Three people were injured in the attack, authorities reported, with falling debris damaging other buildings across the capital.

The damage to the Islamic Cultural Center was caused by a shock wave when a missile landed in the yard of a building behind it, creating a crater over 20 feet wide and partly collapsing the structure, shattering windows, and bringing down pieces of ceiling in the prayer halls.

Russia has destroyed or damaged over 500 churches, mosques, synagogues, and other religious sites across Ukraine since the beginning of the full-scale invasion, Zelensky said in late August.

There is no official information on whether the area around the mosque was hit by a direct missile strike or falling debris.

“Thankfully, there was no one in the center at the time,” Vadym Dashevskyi, deputy supreme mufti of Crimea tells the Kyiv Independent, as he stands outside the damaged prayer hall.

“It is difficult, but the main thing is that no one was hurt. And the walls can be restored.”

The hall damaged in the attack was used by President Volodymyr Zelensky and top government officials to host this year’s traditional Ramadan dinner for Muslims serving in Ukraine’s military and Crimean Tatars.

The center routinely hosts charity fundraisers, educational events, and several daily prayers, attracting around 250-400 faithful on Fridays.

According to Dashevskyi, the mosque will continue to function, although all the carpets in the prayer halls were dusted by tiny glass shards and are beyond cleaning.

“If not us, who will clean it up?” says Ruslan Aliiev, 37, a mosque regular, who skipped work to help out.

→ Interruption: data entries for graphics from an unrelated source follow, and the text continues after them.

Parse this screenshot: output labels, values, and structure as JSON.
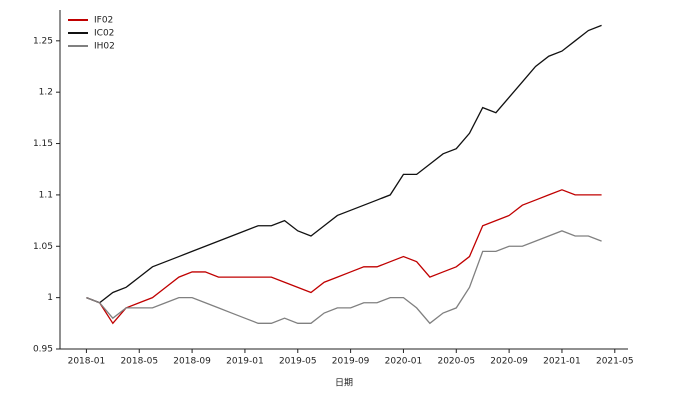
{
  "chart_data": {
    "type": "line",
    "x_label": "日期",
    "x": [
      "2018-01",
      "2018-02",
      "2018-03",
      "2018-04",
      "2018-05",
      "2018-06",
      "2018-07",
      "2018-08",
      "2018-09",
      "2018-10",
      "2018-11",
      "2018-12",
      "2019-01",
      "2019-02",
      "2019-03",
      "2019-04",
      "2019-05",
      "2019-06",
      "2019-07",
      "2019-08",
      "2019-09",
      "2019-10",
      "2019-11",
      "2019-12",
      "2020-01",
      "2020-02",
      "2020-03",
      "2020-04",
      "2020-05",
      "2020-06",
      "2020-07",
      "2020-08",
      "2020-09",
      "2020-10",
      "2020-11",
      "2020-12",
      "2021-01",
      "2021-02",
      "2021-03",
      "2021-04"
    ],
    "series": [
      {
        "name": "IF02",
        "color": "#c00000",
        "values": [
          1.0,
          0.995,
          0.975,
          0.99,
          0.995,
          1.0,
          1.01,
          1.02,
          1.025,
          1.025,
          1.02,
          1.02,
          1.02,
          1.02,
          1.02,
          1.015,
          1.01,
          1.005,
          1.015,
          1.02,
          1.025,
          1.03,
          1.03,
          1.035,
          1.04,
          1.035,
          1.02,
          1.025,
          1.03,
          1.04,
          1.07,
          1.075,
          1.08,
          1.09,
          1.095,
          1.1,
          1.105,
          1.1,
          1.1,
          1.1
        ]
      },
      {
        "name": "IC02",
        "color": "#111111",
        "values": [
          1.0,
          0.995,
          1.005,
          1.01,
          1.02,
          1.03,
          1.035,
          1.04,
          1.045,
          1.05,
          1.055,
          1.06,
          1.065,
          1.07,
          1.07,
          1.075,
          1.065,
          1.06,
          1.07,
          1.08,
          1.085,
          1.09,
          1.095,
          1.1,
          1.12,
          1.12,
          1.13,
          1.14,
          1.145,
          1.16,
          1.185,
          1.18,
          1.195,
          1.21,
          1.225,
          1.235,
          1.24,
          1.25,
          1.26,
          1.265
        ]
      },
      {
        "name": "IH02",
        "color": "#808080",
        "values": [
          1.0,
          0.995,
          0.98,
          0.99,
          0.99,
          0.99,
          0.995,
          1.0,
          1.0,
          0.995,
          0.99,
          0.985,
          0.98,
          0.975,
          0.975,
          0.98,
          0.975,
          0.975,
          0.985,
          0.99,
          0.99,
          0.995,
          0.995,
          1.0,
          1.0,
          0.99,
          0.975,
          0.985,
          0.99,
          1.01,
          1.045,
          1.045,
          1.05,
          1.05,
          1.055,
          1.06,
          1.065,
          1.06,
          1.06,
          1.055
        ]
      }
    ],
    "xlim": [
      "2017-11",
      "2021-06"
    ],
    "xticks": [
      "2018-01",
      "2018-05",
      "2018-09",
      "2019-01",
      "2019-05",
      "2019-09",
      "2020-01",
      "2020-05",
      "2020-09",
      "2021-01",
      "2021-05"
    ],
    "ylim": [
      0.95,
      1.28
    ],
    "yticks": [
      0.95,
      1.0,
      1.05,
      1.1,
      1.15,
      1.2,
      1.25
    ],
    "legend": "upper left"
  }
}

Taking a break from sweeping up debris, around 1 p.m. nearly a dozen men unrolled a spare carpet in the center’s yard and kneeled for the afternoon prayer.

Later in the afternoon, Muslim leaders and officials arrived on the site to inspect the damage and express support.

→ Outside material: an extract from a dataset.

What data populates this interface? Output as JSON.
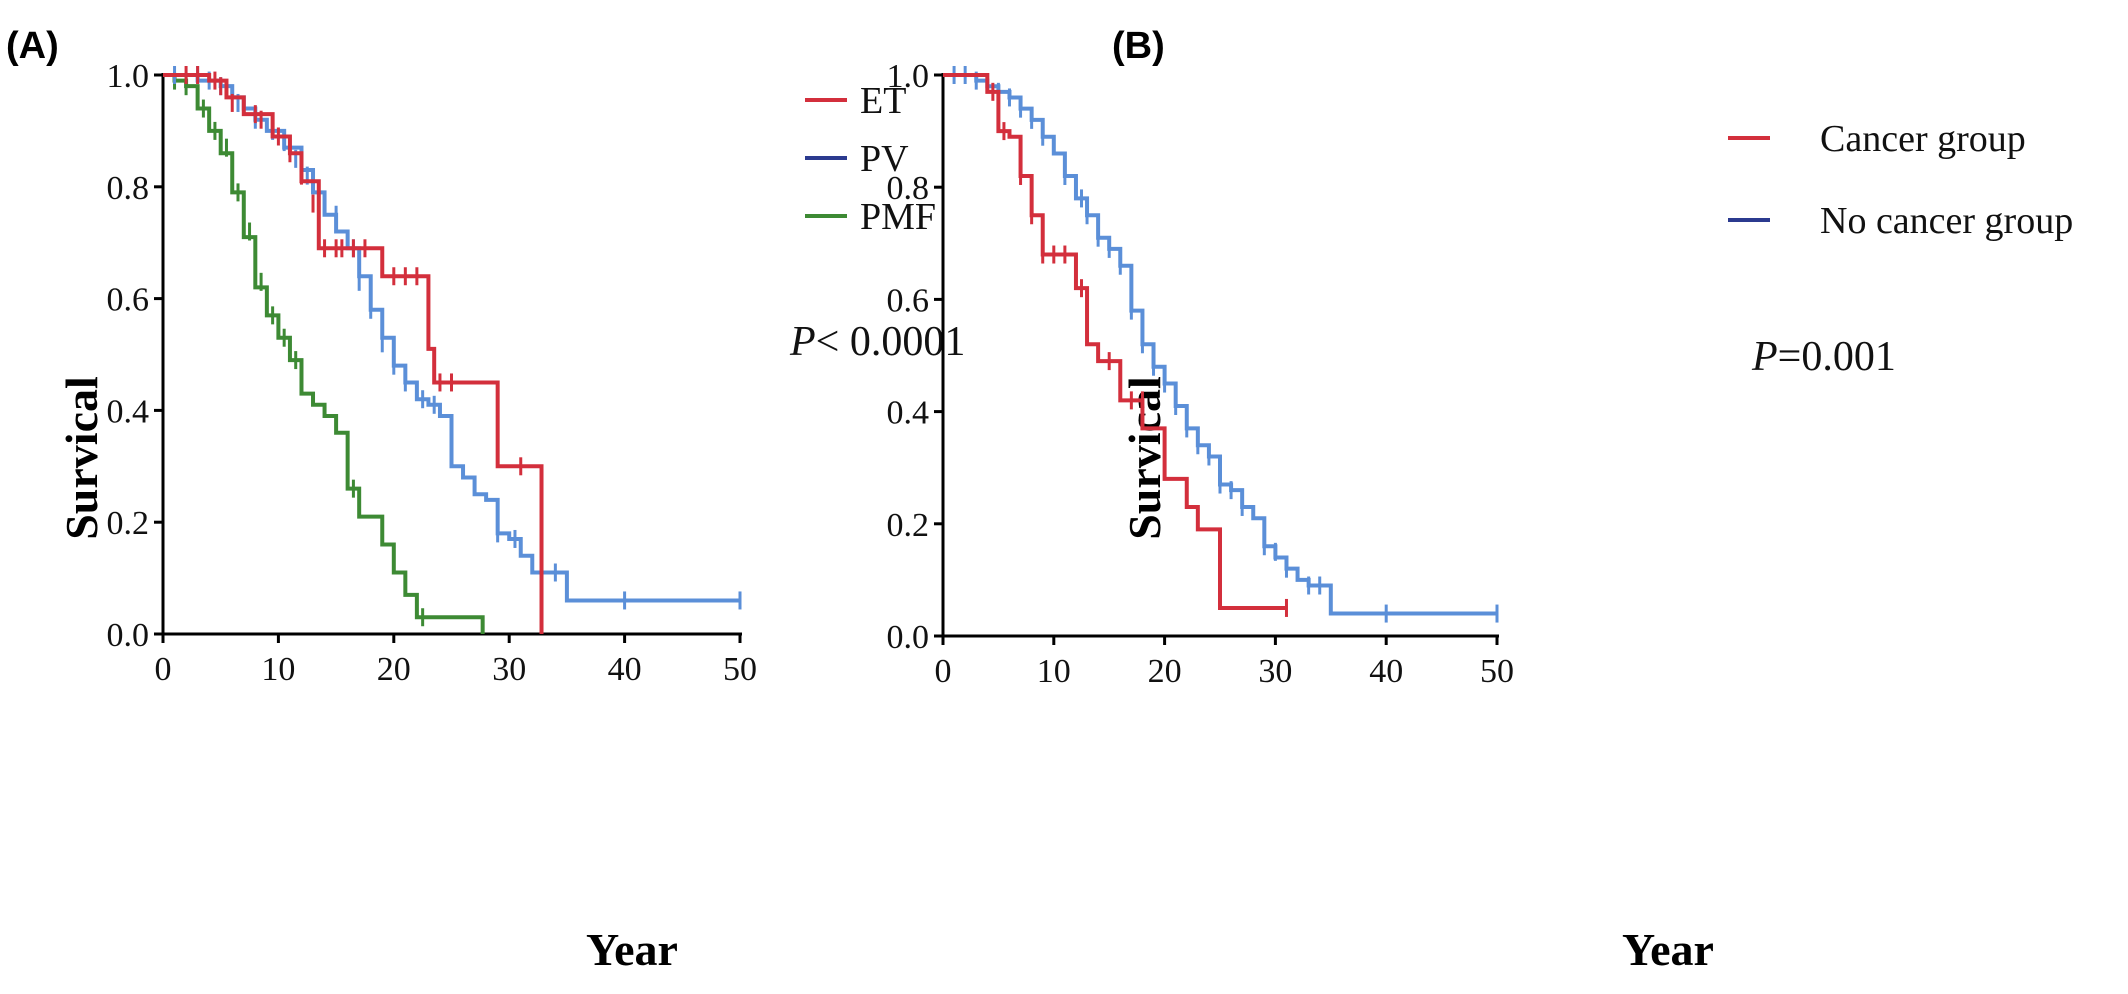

Turkey’s ambassador to Ukraine, Mustafa Levent Bilgen, toured the building with Mustafa Dzhemilev, a Ukrainian lawmaker and a prominent Crimean Tatar leader, and Nariman Dzhelial, first deputy chairman of the Mejlis of the Crimean Tatar People who was released in a prisoner exchange with Russia on July 28.

We got calls from Pakistan and Indonesia, from friends who pray for us,” says Murat Suleimanov, the mufti of the Religious Administration of Muslims of Ukraine “Ummah” which runs parallel to the Religious Administration of Crimean Muslims managing the center.

“The ambassadors of Pakistan and the Republic of South Africa came to our mosque today asking about it,” he adds.

“The mosque of Kharkiv and many others in the east were destroyed. It’s all the same to (Russians) – a mosque or a church,” Dashevskyi says.

“Russia systematically persecutes Muslims (in their own state),” adds Dzhelial, who was recently released from an almost 3-year-long detention in Crimea, where a Russian court sentenced him to 17 years in prison after he participated in a public conference supporting the liberation of Crimea in 2021.

Lenie Ibragimova, 36, a Crimean Tatar artist who was among the first women to show up for cleaning, says that she is “not helping, but fulfilling her duty.”

“Russians think that we will ask for peace at any terms if they attack us, but it’s the other way around. We will clean up, restore it, and we will beat them.”